Related: How Gwyneth Paltrow’s ‘Goop’ is duping us all

None of this dissuades Allan Markin. He puts his faith in academics like Reinhold Vieth, a professor of nutritional science, laboratory medicine and pathobiology at the University of Toronto and a clinical biochemist at Mount Sinai. Vieth maintains that vitamin D affects every system in the human body and enhances the body’s ability to protect against disease.

More than that is the evidence Markin has witnessed first-hand: “Pure North does longitudinal studies,” where medical data is gathered from individuals over a period of time. “I’ve seen with my own eyes the difference vitamin D makes in people’s lives.”

While the medical jury is still clearly out on vitamin D, Markin continues to devote vast financial resources to the cause. When he appeared before the House standing committee on health in March—where he told MPs that Health Canada was committing an “injustice” by keeping its recommended daily levels so low—he had at least one backer in the room. Liberal MP Hedy Fry, a member of the committee, a physician and the former head of the B.C. Medical Association, says the health agency should overhaul its dietary recommendations. She points to an increase among Aboriginal children of cases of rickets—a disease that leaves bones weakened and prone to deformity—with a rate of the disorder four to five times higher than the national average, and says the dietary shift away from cold-water fish—which is rich in vitamin D—to a more typical Western fare is to blame. (Canada had virtually eradicated rickets at one point, after the introduction of vitamin-D-fortified dairy products in the 1930s.) But unlike the U.S., where Americans can obtain supplements with up to 7,000 IUs of vitamin D over the counter, Health Canada requires a prescription for anything containing more than 1,000 IUs. “Health Canada no longer seems to be guided by scientific or evolving new evidence,” she says.

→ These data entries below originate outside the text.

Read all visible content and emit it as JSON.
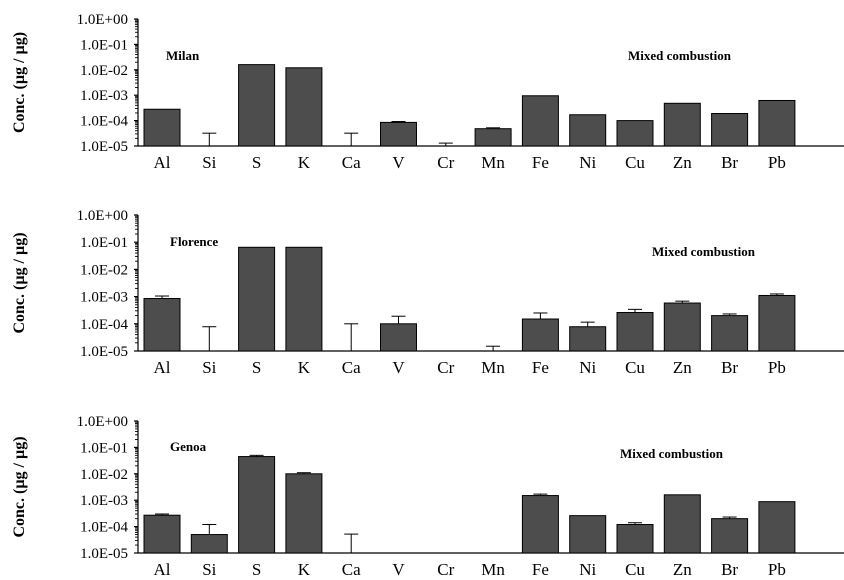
{
  "chart_data": [
    {
      "type": "bar",
      "title": "Milan",
      "annotation": "Mixed combustion",
      "ylabel": "Conc. (µg / µg)",
      "yscale": "log",
      "ylim": [
        1e-05,
        1
      ],
      "yticks": [
        "1.0E-05",
        "1.0E-04",
        "1.0E-03",
        "1.0E-02",
        "1.0E-01",
        "1.0E+00"
      ],
      "categories": [
        "Al",
        "Si",
        "S",
        "K",
        "Ca",
        "V",
        "Cr",
        "Mn",
        "Fe",
        "Ni",
        "Cu",
        "Zn",
        "Br",
        "Pb"
      ],
      "values": [
        0.00028,
        1e-05,
        0.016,
        0.012,
        1e-05,
        8.5e-05,
        1e-05,
        4.8e-05,
        0.00095,
        0.00017,
        0.0001,
        0.00048,
        0.00019,
        0.00062
      ],
      "error_upper": [
        null,
        3.2e-05,
        null,
        null,
        3.2e-05,
        9.2e-05,
        1.3e-05,
        5.2e-05,
        null,
        null,
        null,
        null,
        null,
        null
      ],
      "bar_color": "#4d4d4d"
    },
    {
      "type": "bar",
      "title": "Florence",
      "annotation": "Mixed combustion",
      "ylabel": "Conc. (µg / µg)",
      "yscale": "log",
      "ylim": [
        1e-05,
        1
      ],
      "yticks": [
        "1.0E-05",
        "1.0E-04",
        "1.0E-03",
        "1.0E-02",
        "1.0E-01",
        "1.0E+00"
      ],
      "categories": [
        "Al",
        "Si",
        "S",
        "K",
        "Ca",
        "V",
        "Cr",
        "Mn",
        "Fe",
        "Ni",
        "Cu",
        "Zn",
        "Br",
        "Pb"
      ],
      "values": [
        0.00085,
        1e-05,
        0.065,
        0.065,
        1e-05,
        0.0001,
        1e-05,
        1e-05,
        0.00015,
        7.8e-05,
        0.00026,
        0.00058,
        0.0002,
        0.0011
      ],
      "error_upper": [
        0.00105,
        7.8e-05,
        null,
        null,
        0.0001,
        0.00019,
        null,
        1.5e-05,
        0.00025,
        0.000115,
        0.00034,
        0.00068,
        0.00023,
        0.00125
      ],
      "bar_color": "#4d4d4d"
    },
    {
      "type": "bar",
      "title": "Genoa",
      "annotation": "Mixed combustion",
      "ylabel": "Conc. (µg / µg)",
      "yscale": "log",
      "ylim": [
        1e-05,
        1
      ],
      "yticks": [
        "1.0E-05",
        "1.0E-04",
        "1.0E-03",
        "1.0E-02",
        "1.0E-01",
        "1.0E+00"
      ],
      "categories": [
        "Al",
        "Si",
        "S",
        "K",
        "Ca",
        "V",
        "Cr",
        "Mn",
        "Fe",
        "Ni",
        "Cu",
        "Zn",
        "Br",
        "Pb"
      ],
      "values": [
        0.00027,
        5e-05,
        0.045,
        0.01,
        1e-05,
        1e-05,
        1e-05,
        1e-05,
        0.0015,
        0.00026,
        0.00012,
        0.0016,
        0.0002,
        0.00088
      ],
      "error_upper": [
        0.0003,
        0.00012,
        0.05,
        0.011,
        5.2e-05,
        null,
        null,
        null,
        0.0017,
        null,
        0.00014,
        null,
        0.00023,
        null
      ],
      "bar_color": "#4d4d4d"
    }
  ]
}
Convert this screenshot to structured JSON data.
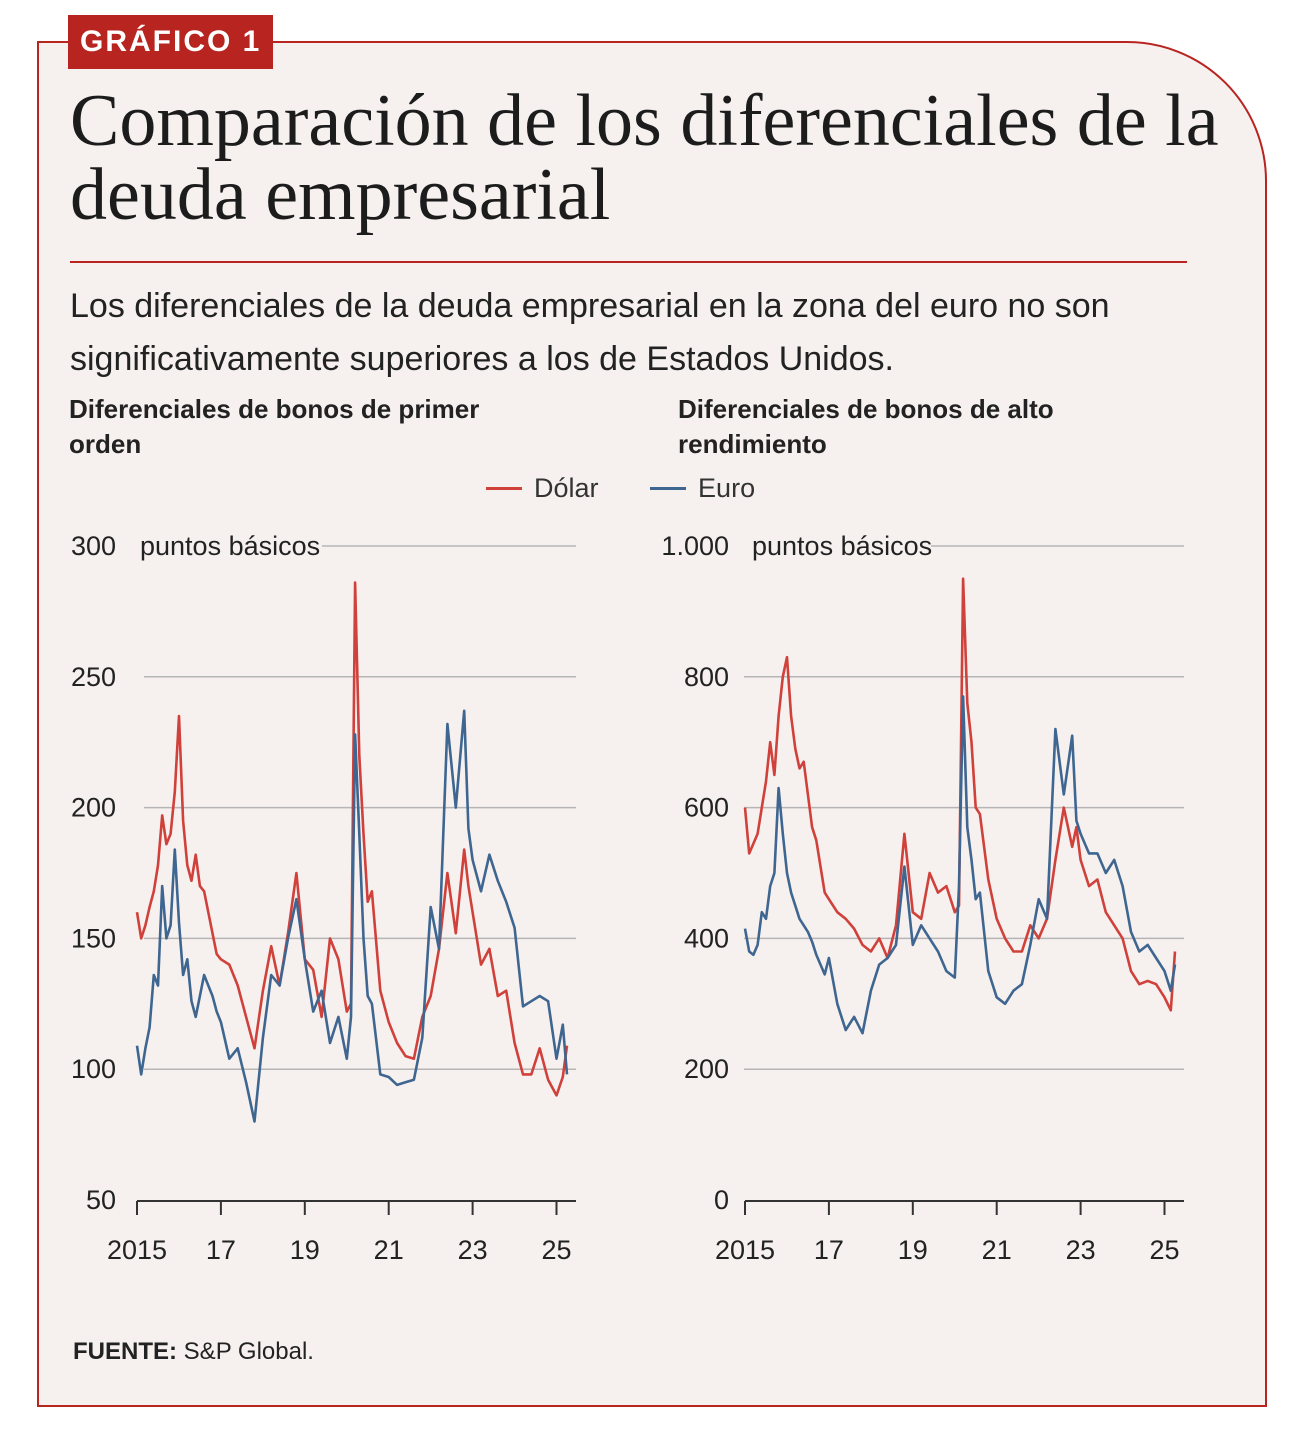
{
  "header": {
    "tag": "GRÁFICO 1",
    "title": "Comparación de los diferenciales de la deuda empresarial",
    "subtitle": "Los diferenciales de la deuda empresarial en la zona del euro no son significativamente superiores a los de Estados Unidos."
  },
  "legend": {
    "items": [
      {
        "label": "Dólar",
        "color": "#d0413b"
      },
      {
        "label": "Euro",
        "color": "#3f6690"
      }
    ]
  },
  "source": {
    "label": "FUENTE:",
    "text": "S&P Global."
  },
  "colors": {
    "accent": "#b8241f",
    "dollar": "#d0413b",
    "euro": "#3f6690",
    "grid": "#b5b5b5",
    "background": "#f6f1ef"
  },
  "chart_data": [
    {
      "type": "line",
      "title": "Diferenciales de bonos de primer orden",
      "ylabel": "puntos básicos",
      "ylim": [
        50,
        300
      ],
      "yticks": [
        50,
        100,
        150,
        200,
        250,
        300
      ],
      "ytick_labels": [
        "50",
        "100",
        "150",
        "200",
        "250",
        "300"
      ],
      "xlim": [
        2015.0,
        2025.25
      ],
      "xticks": [
        2015,
        2017,
        2019,
        2021,
        2023,
        2025
      ],
      "xtick_labels": [
        "2015",
        "17",
        "19",
        "21",
        "23",
        "25"
      ],
      "grid": true,
      "series": [
        {
          "name": "Dólar",
          "x": [
            2015.0,
            2015.1,
            2015.2,
            2015.3,
            2015.4,
            2015.5,
            2015.6,
            2015.7,
            2015.8,
            2015.9,
            2016.0,
            2016.1,
            2016.2,
            2016.3,
            2016.4,
            2016.5,
            2016.6,
            2016.7,
            2016.8,
            2016.9,
            2017.0,
            2017.2,
            2017.4,
            2017.6,
            2017.8,
            2018.0,
            2018.2,
            2018.4,
            2018.6,
            2018.8,
            2019.0,
            2019.2,
            2019.4,
            2019.6,
            2019.8,
            2020.0,
            2020.1,
            2020.2,
            2020.3,
            2020.4,
            2020.5,
            2020.6,
            2020.8,
            2021.0,
            2021.2,
            2021.4,
            2021.6,
            2021.8,
            2022.0,
            2022.2,
            2022.4,
            2022.6,
            2022.8,
            2022.9,
            2023.0,
            2023.2,
            2023.4,
            2023.6,
            2023.8,
            2024.0,
            2024.2,
            2024.4,
            2024.6,
            2024.8,
            2025.0,
            2025.15,
            2025.25
          ],
          "values": [
            160,
            150,
            155,
            162,
            168,
            178,
            197,
            186,
            190,
            206,
            235,
            195,
            178,
            172,
            182,
            170,
            168,
            160,
            152,
            144,
            142,
            140,
            132,
            120,
            108,
            130,
            147,
            132,
            152,
            175,
            142,
            138,
            120,
            150,
            142,
            122,
            125,
            286,
            220,
            190,
            164,
            168,
            130,
            118,
            110,
            105,
            104,
            120,
            128,
            146,
            175,
            152,
            184,
            170,
            160,
            140,
            146,
            128,
            130,
            110,
            98,
            98,
            108,
            96,
            90,
            97,
            109
          ]
        },
        {
          "name": "Euro",
          "x": [
            2015.0,
            2015.1,
            2015.2,
            2015.3,
            2015.4,
            2015.5,
            2015.6,
            2015.7,
            2015.8,
            2015.9,
            2016.0,
            2016.1,
            2016.2,
            2016.3,
            2016.4,
            2016.5,
            2016.6,
            2016.7,
            2016.8,
            2016.9,
            2017.0,
            2017.2,
            2017.4,
            2017.6,
            2017.8,
            2018.0,
            2018.2,
            2018.4,
            2018.6,
            2018.8,
            2019.0,
            2019.2,
            2019.4,
            2019.6,
            2019.8,
            2020.0,
            2020.1,
            2020.2,
            2020.3,
            2020.4,
            2020.5,
            2020.6,
            2020.8,
            2021.0,
            2021.2,
            2021.4,
            2021.6,
            2021.8,
            2022.0,
            2022.2,
            2022.4,
            2022.6,
            2022.8,
            2022.9,
            2023.0,
            2023.2,
            2023.4,
            2023.6,
            2023.8,
            2024.0,
            2024.2,
            2024.4,
            2024.6,
            2024.8,
            2025.0,
            2025.15,
            2025.25
          ],
          "values": [
            109,
            98,
            108,
            116,
            136,
            132,
            170,
            150,
            155,
            184,
            156,
            136,
            142,
            126,
            120,
            128,
            136,
            132,
            128,
            122,
            118,
            104,
            108,
            95,
            80,
            112,
            136,
            132,
            150,
            165,
            142,
            122,
            130,
            110,
            120,
            104,
            120,
            228,
            190,
            150,
            128,
            125,
            98,
            97,
            94,
            95,
            96,
            112,
            162,
            146,
            232,
            200,
            237,
            192,
            180,
            168,
            182,
            172,
            164,
            154,
            124,
            126,
            128,
            126,
            104,
            117,
            98
          ]
        }
      ]
    },
    {
      "type": "line",
      "title": "Diferenciales de bonos de alto rendimiento",
      "ylabel": "puntos básicos",
      "ylim": [
        0,
        1000
      ],
      "yticks": [
        0,
        200,
        400,
        600,
        800,
        1000
      ],
      "ytick_labels": [
        "0",
        "200",
        "400",
        "600",
        "800",
        "1.000"
      ],
      "xlim": [
        2015.0,
        2025.25
      ],
      "xticks": [
        2015,
        2017,
        2019,
        2021,
        2023,
        2025
      ],
      "xtick_labels": [
        "2015",
        "17",
        "19",
        "21",
        "23",
        "25"
      ],
      "grid": true,
      "series": [
        {
          "name": "Dólar",
          "x": [
            2015.0,
            2015.1,
            2015.2,
            2015.3,
            2015.4,
            2015.5,
            2015.6,
            2015.7,
            2015.8,
            2015.9,
            2016.0,
            2016.1,
            2016.2,
            2016.3,
            2016.4,
            2016.5,
            2016.6,
            2016.7,
            2016.8,
            2016.9,
            2017.0,
            2017.2,
            2017.4,
            2017.6,
            2017.8,
            2018.0,
            2018.2,
            2018.4,
            2018.6,
            2018.8,
            2019.0,
            2019.2,
            2019.4,
            2019.6,
            2019.8,
            2020.0,
            2020.1,
            2020.2,
            2020.3,
            2020.4,
            2020.5,
            2020.6,
            2020.8,
            2021.0,
            2021.2,
            2021.4,
            2021.6,
            2021.8,
            2022.0,
            2022.2,
            2022.4,
            2022.6,
            2022.8,
            2022.9,
            2023.0,
            2023.2,
            2023.4,
            2023.6,
            2023.8,
            2024.0,
            2024.2,
            2024.4,
            2024.6,
            2024.8,
            2025.0,
            2025.15,
            2025.25
          ],
          "values": [
            600,
            530,
            545,
            560,
            600,
            640,
            700,
            650,
            740,
            800,
            830,
            740,
            690,
            660,
            670,
            620,
            570,
            550,
            510,
            470,
            460,
            440,
            430,
            415,
            390,
            380,
            400,
            370,
            420,
            560,
            440,
            430,
            500,
            470,
            480,
            440,
            450,
            950,
            760,
            700,
            600,
            590,
            490,
            430,
            400,
            380,
            380,
            420,
            400,
            430,
            520,
            600,
            540,
            570,
            520,
            480,
            490,
            440,
            420,
            400,
            350,
            330,
            335,
            330,
            310,
            290,
            380
          ]
        },
        {
          "name": "Euro",
          "x": [
            2015.0,
            2015.1,
            2015.2,
            2015.3,
            2015.4,
            2015.5,
            2015.6,
            2015.7,
            2015.8,
            2015.9,
            2016.0,
            2016.1,
            2016.2,
            2016.3,
            2016.4,
            2016.5,
            2016.6,
            2016.7,
            2016.8,
            2016.9,
            2017.0,
            2017.2,
            2017.4,
            2017.6,
            2017.8,
            2018.0,
            2018.2,
            2018.4,
            2018.6,
            2018.8,
            2019.0,
            2019.2,
            2019.4,
            2019.6,
            2019.8,
            2020.0,
            2020.1,
            2020.2,
            2020.3,
            2020.4,
            2020.5,
            2020.6,
            2020.8,
            2021.0,
            2021.2,
            2021.4,
            2021.6,
            2021.8,
            2022.0,
            2022.2,
            2022.4,
            2022.6,
            2022.8,
            2022.9,
            2023.0,
            2023.2,
            2023.4,
            2023.6,
            2023.8,
            2024.0,
            2024.2,
            2024.4,
            2024.6,
            2024.8,
            2025.0,
            2025.15,
            2025.25
          ],
          "values": [
            415,
            380,
            375,
            390,
            440,
            430,
            480,
            500,
            630,
            560,
            500,
            470,
            450,
            430,
            420,
            410,
            395,
            375,
            360,
            345,
            370,
            300,
            260,
            280,
            255,
            320,
            360,
            370,
            390,
            510,
            390,
            420,
            400,
            380,
            350,
            340,
            480,
            770,
            570,
            520,
            460,
            470,
            350,
            310,
            300,
            320,
            330,
            390,
            460,
            430,
            720,
            620,
            710,
            580,
            560,
            530,
            530,
            500,
            520,
            480,
            410,
            380,
            390,
            370,
            350,
            320,
            360
          ]
        }
      ]
    }
  ]
}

So far Health Canada has given no indication it will revisit its vitamin D guidelines. It’s an open question as to where this leaves Canada’s wealthiest health care crusader and his Pure North S’Energy Foundation. The collapse in oil prices has shaken the Alberta economy. Any hope he once had that the provincial government might contribute to his preventative health care initiative is likely dashed while the government grapples with massive deficits. In January, Markin posted an open letter to Pure North program participants assuring them that it would not shut down but that the foundation “is currently undergoing a restructuring . . . to be financially sustainable.”

And so, he carries on. Why, exactly? He answers simply: “Because I can. And because it needs doing.” Even if it continues to drain his fortune? “I’ve moved beyond the pursuit of happiness in my life. I strive for peace. And this brings me peace.”